The OPLS-DA model was performed to distinguish the overall differences in metabolic profiles and to find differential metabolites between the two groups. Samples of NBCS and HBCS groups could be separated clearly without any overlap in OPLS-DA score plots under the positive and negative mode condition (Figure 1A,C). In positive iron mode, the OPLS-DA model produced one predictive component and two orthogonal components. In addition, the cumulative explained variation of R2X (cum) and R2Y (cum), and estimate of model predictive ability (Q2 (cum)) were 0.486, 0.999, and 0.855, respectively. Moreover, the OPLS-DA model for two groups resulted in one predictive component and three orthogonal components with R2X (cum) = 0.611, R2Y (cum) = 0.999, and Q2 (cum) = 0.917 in negative iron mode. The intercepts of Q2 in two iron modes were −0.389 and −0.549, and both were less than 0.05, indicating an absence of overfitting (Figure 1B,D).
Based on the results of LC-MS, a total of 23 differential metabolites for distinguishing NBCS from those of HBCS group with VIP >1.0 and p < 0.05 are presented in Table S1. Among these metabolites, seven important metabolites identified included six distinct lysophosphatidylcholines [LysoPC(15:0), LysoPC(18:2(9Z,12Z))), LysoPC(20:2(11Z,14Z)), LysoPC(20:3(5Z,8Z,11Z)), LysoPC(22:5(4Z,7Z,10Z,13Z,16Z)) and LysoPC(22:6(4Z,7Z,10Z,13Z,16Z,19Z))], as well as a phosphatidylethanolamine (PE(14:0/22:2(13Z,16Z))). Furthermore, the concentrations of the seven metabolites were decreased in the HBCS group compared with NBCS group (Figure 2).
Based on the KEGG pathway analysis, they were significantly enriched in four pathways in accordance with a corrected p value by the Benjamini and Hochberg method (p < 0.05): glycerophospholipid metabolism, retrograde endocannabinoid signaling, autophagy, and glycosylphosphatidylinositol (GPI)-anchor biosynthesis (Figure 3).

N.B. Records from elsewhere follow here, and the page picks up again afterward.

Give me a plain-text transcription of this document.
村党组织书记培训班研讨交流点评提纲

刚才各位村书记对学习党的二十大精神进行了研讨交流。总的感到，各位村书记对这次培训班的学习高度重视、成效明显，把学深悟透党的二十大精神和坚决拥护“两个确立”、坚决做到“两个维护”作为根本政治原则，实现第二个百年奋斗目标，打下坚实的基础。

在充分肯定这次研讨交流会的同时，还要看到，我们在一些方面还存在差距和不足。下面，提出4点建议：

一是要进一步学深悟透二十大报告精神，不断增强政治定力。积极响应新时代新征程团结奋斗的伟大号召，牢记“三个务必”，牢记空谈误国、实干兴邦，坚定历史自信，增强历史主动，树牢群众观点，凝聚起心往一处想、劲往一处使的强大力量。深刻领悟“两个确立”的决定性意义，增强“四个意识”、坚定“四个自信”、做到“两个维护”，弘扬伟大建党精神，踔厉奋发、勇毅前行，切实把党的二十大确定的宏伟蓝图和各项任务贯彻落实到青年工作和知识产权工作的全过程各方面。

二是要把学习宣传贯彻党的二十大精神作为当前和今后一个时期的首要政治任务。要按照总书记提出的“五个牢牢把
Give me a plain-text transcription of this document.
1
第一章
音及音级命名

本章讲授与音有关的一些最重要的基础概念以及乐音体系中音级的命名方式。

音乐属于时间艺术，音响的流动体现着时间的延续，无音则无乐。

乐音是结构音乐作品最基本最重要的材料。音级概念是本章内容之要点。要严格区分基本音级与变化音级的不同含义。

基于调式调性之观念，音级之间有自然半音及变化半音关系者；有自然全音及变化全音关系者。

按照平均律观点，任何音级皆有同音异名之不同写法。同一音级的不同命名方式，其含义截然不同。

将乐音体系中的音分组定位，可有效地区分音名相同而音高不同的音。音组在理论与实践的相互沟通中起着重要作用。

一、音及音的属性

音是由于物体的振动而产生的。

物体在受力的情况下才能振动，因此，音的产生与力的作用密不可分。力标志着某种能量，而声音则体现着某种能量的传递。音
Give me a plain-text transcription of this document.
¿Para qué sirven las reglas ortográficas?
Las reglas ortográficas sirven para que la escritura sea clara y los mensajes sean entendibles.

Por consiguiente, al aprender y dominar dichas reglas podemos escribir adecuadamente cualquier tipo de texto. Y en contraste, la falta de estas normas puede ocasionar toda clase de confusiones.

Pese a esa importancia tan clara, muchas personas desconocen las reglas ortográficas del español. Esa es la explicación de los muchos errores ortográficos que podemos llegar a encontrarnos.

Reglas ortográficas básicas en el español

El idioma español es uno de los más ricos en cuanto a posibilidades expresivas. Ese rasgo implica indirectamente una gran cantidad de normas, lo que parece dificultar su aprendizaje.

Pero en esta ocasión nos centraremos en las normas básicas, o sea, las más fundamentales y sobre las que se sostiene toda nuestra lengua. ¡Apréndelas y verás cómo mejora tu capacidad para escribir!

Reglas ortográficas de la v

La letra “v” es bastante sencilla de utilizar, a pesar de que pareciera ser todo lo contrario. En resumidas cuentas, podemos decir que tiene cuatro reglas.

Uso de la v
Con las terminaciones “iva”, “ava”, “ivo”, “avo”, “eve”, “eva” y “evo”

3.2. Classical Metabolic Parameters

The classical metabolic values are shown in Table 1. The concentrations of leptin (p = 0.06) and TNF-α (p = 0.08) tended to be greater, while adiponectin (p = 0.09) tended to be lower in HBCS cows compared to the NBCS cows (Table 1). In addition, no difference could be found in the concentrations of NEFA, BHB, or IL-6 between the NBCS and HBCS groups expect that the numerical value of these three indexes were slightly higher in the HBCS group.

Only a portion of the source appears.